Very sad what we did to bangladesh. and the way our textbooks distort history , fashioning accounts glorifying our army and portraying all dissenters as the 'bad ones'. comprehensive reforms in education are needed. our national pride and self respect must be maintained but our future generations must not be misled and wrapped in a cocoon of lies the way we were. they must be to taught to love our nation, admire and respect the ideals on whch it was built, understand and realize the problems we faced, face up to the mistakes we made and lastly, strive to learn from our mistakes and work towards a better Pakistan.
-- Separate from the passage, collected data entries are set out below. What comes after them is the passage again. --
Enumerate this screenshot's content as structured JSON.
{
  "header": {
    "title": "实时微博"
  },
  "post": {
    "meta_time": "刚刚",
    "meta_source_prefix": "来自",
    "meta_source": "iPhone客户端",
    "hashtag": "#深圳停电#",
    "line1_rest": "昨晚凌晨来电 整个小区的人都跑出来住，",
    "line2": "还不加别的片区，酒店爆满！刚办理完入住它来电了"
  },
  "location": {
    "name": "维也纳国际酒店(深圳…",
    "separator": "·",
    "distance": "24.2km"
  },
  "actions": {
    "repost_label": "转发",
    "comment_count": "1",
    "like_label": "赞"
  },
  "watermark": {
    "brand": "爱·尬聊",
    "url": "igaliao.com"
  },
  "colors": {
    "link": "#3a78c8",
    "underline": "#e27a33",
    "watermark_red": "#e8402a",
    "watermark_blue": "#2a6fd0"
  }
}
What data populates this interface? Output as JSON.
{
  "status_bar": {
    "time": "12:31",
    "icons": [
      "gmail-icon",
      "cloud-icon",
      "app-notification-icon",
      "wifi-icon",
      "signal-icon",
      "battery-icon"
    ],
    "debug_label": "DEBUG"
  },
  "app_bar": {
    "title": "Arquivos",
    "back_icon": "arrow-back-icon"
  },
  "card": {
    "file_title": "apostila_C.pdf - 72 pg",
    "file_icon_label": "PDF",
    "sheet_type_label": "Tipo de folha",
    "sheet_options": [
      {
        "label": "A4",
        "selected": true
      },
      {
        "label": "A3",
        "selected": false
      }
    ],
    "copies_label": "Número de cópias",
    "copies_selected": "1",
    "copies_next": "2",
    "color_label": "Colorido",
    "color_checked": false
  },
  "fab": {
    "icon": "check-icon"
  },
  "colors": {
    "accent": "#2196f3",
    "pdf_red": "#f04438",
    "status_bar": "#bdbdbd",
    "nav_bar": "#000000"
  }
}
Many of Pakistan's problems emanate from the lop-sided recruiting of the Pakistani army. In 1971 the army was overwhelmingly recruited from West Pakistan. This biased Yahya Khan to the extent that he couldn't accept a Bengali dominated civilian government. It also led the army's leadership to come up with such harebrained strategies as "the defence of East Pakistan lies in West Pakistan". Unfortunately, intellectual introspection has never been lent any credence in the Pakistani Army which sets its store by ideology. So we haven't learnt any lessons from 1971. Today, we the lop-sided recruiting for the army continues with overwhelming Punjabi presence, which biases the army's attitude towards governments dominated by the PPP and its follies in Balochistan and FATA.
@Khurram Mansoor
The establishment was directly in power since 1958. Generals were the governors and ministers. Yahya held all the power not Bhutto. Yahya was supposed to transfer his powers to Mujeeb. Instead he decided to launch military operation. How can Bhutto, who led the minority party, force the all-powerful army to launch military operation against the majority party? And if out of power Bhutto could control the army, then why couldn’t he prevent his own hanging by the same army? Come out of the textbook board books
It was not the establishment who refused to accept the people's verdict, but the Great BHutto. SO please correct your facts before writing biased articles.